Assistant Professor of Pharmaceutical Sciences,
School of Pharmacy and Health Sciences
- Foundations in Pharmaceutical Sciences
- Integrated Pharmacotherapy
- Principles of Drug Design
- Toxicology of Drugs and Chemicals
- Structure-based drug design
- Protein/X-ray crystallography
- Molecular modeling
- Computational chemistry
- Medicinal chemistry
- Molecular pharmacology
- BS, University of Connecticut
- PhD, University of Connecticut
Dr. Kathleen Frey joined the School of Pharmacy and Health Sciences in January 2019. Dr. Frey received a BS in Molecular and Cell Biology and a Ph.D. in Pharmaceutical Sciences (specializing in Medicinal Chemistry) from the University of Connecticut. Following graduate studies, Dr. Frey completed a postdoctoral fellowship in Pharmacology at Yale University School of Medicine. At Yale, Dr. Frey received the NIH Ruth L. Kirschstein National Research Service Award (NRSA) to develop structure-activity and structure-property relationships for non-nucleoside compounds targeting HIV. Dr. Frey has published over 25 peer-reviewed articles on structure-based drug design for HIV, MRSA, opportunistic infections, and cancer. In addition to research, Dr. Frey was also a postdoctoral teaching scholar at Yale University and received training from Yale Center for Teaching and Learning.

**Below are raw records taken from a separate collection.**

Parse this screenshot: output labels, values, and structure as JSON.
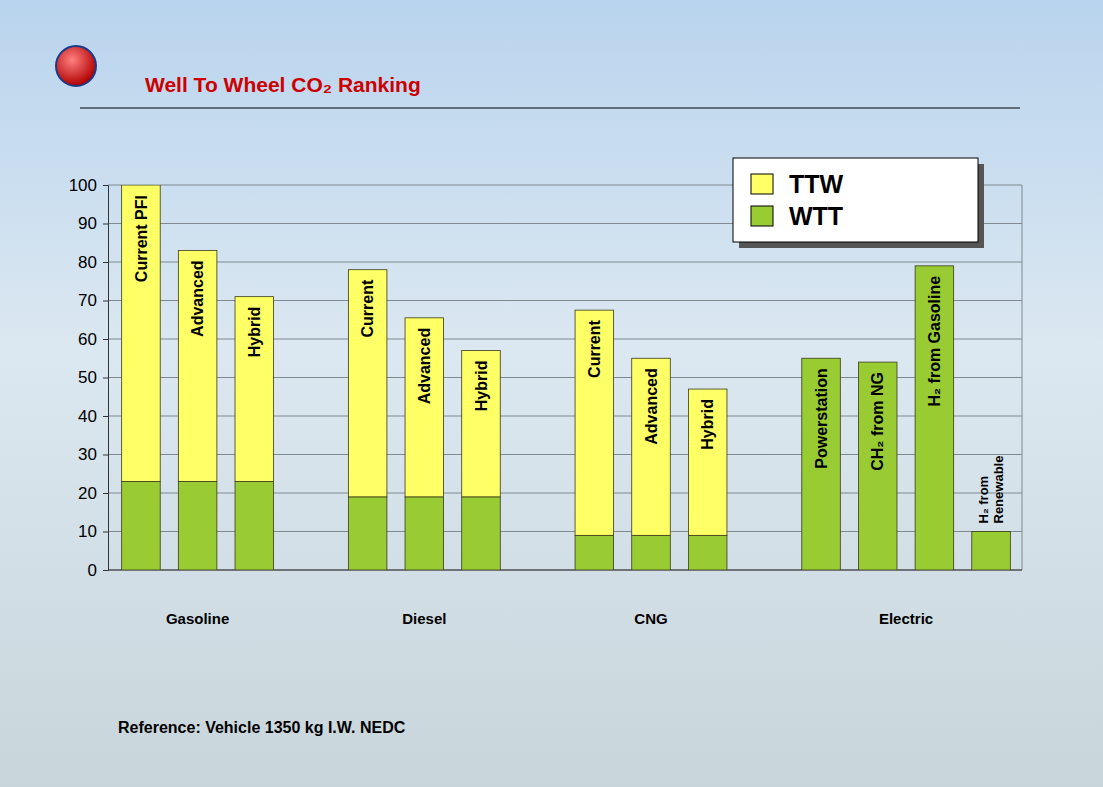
{
  "chart_data": {
    "type": "bar",
    "title": "Well To Wheel CO₂ Ranking",
    "note": "Reference: Vehicle 1350 kg I.W. NEDC",
    "groups": [
      {
        "label": "Gasoline",
        "categories": [
          "Current PFI",
          "Advanced",
          "Hybrid"
        ]
      },
      {
        "label": "Diesel",
        "categories": [
          "Current",
          "Advanced",
          "Hybrid"
        ]
      },
      {
        "label": "CNG",
        "categories": [
          "Current",
          "Advanced",
          "Hybrid"
        ]
      },
      {
        "label": "Electric",
        "categories": [
          "Powerstation",
          "CH₂ from NG",
          "H₂ from Gasoline",
          "H₂ from Renewable"
        ]
      }
    ],
    "series": [
      {
        "name": "TTW",
        "color": "#ffff66",
        "values": [
          77,
          60,
          48,
          59,
          46.5,
          38,
          58.5,
          46,
          38,
          0,
          0,
          0,
          0
        ]
      },
      {
        "name": "WTT",
        "color": "#99cc33",
        "values": [
          23,
          23,
          23,
          19,
          19,
          19,
          9,
          9,
          9,
          55,
          54,
          79,
          10
        ]
      }
    ],
    "stacked": true,
    "ylim": [
      0,
      100
    ],
    "yticks": [
      0,
      10,
      20,
      30,
      40,
      50,
      60,
      70,
      80,
      90,
      100
    ],
    "grid": true,
    "legend": "upper right"
  }
}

In 2015, Dr. Frey accepted her first faculty position at Long Island University (LIU) Arnold and Marie Schwartz College of Pharmacy and Health Sciences. During her 3.5-year appointment, Dr. Frey taught medicinal chemistry in the professional pharmacy program and pharmacology/medicinal chemistry in the MS graduate program. Dr. Frey also conducted research at LIU and mentored several MS students conducting dissertation research. Dr. Frey received the AACP New Investigator Award in 2017 to develop computational and experimental methods to predict HIV drug resistance. She also received several internal grants at LIU to support various research projects in computational chemistry and structural biology.
Dr. Frey is excited to return to her home state of New Jersey. At FDU, she intends to develop student-friendly, visual-based methods to teach medicinal chemistry and pharmacology. She also hopes to engage students in drug design research using computational methods and molecular modeling.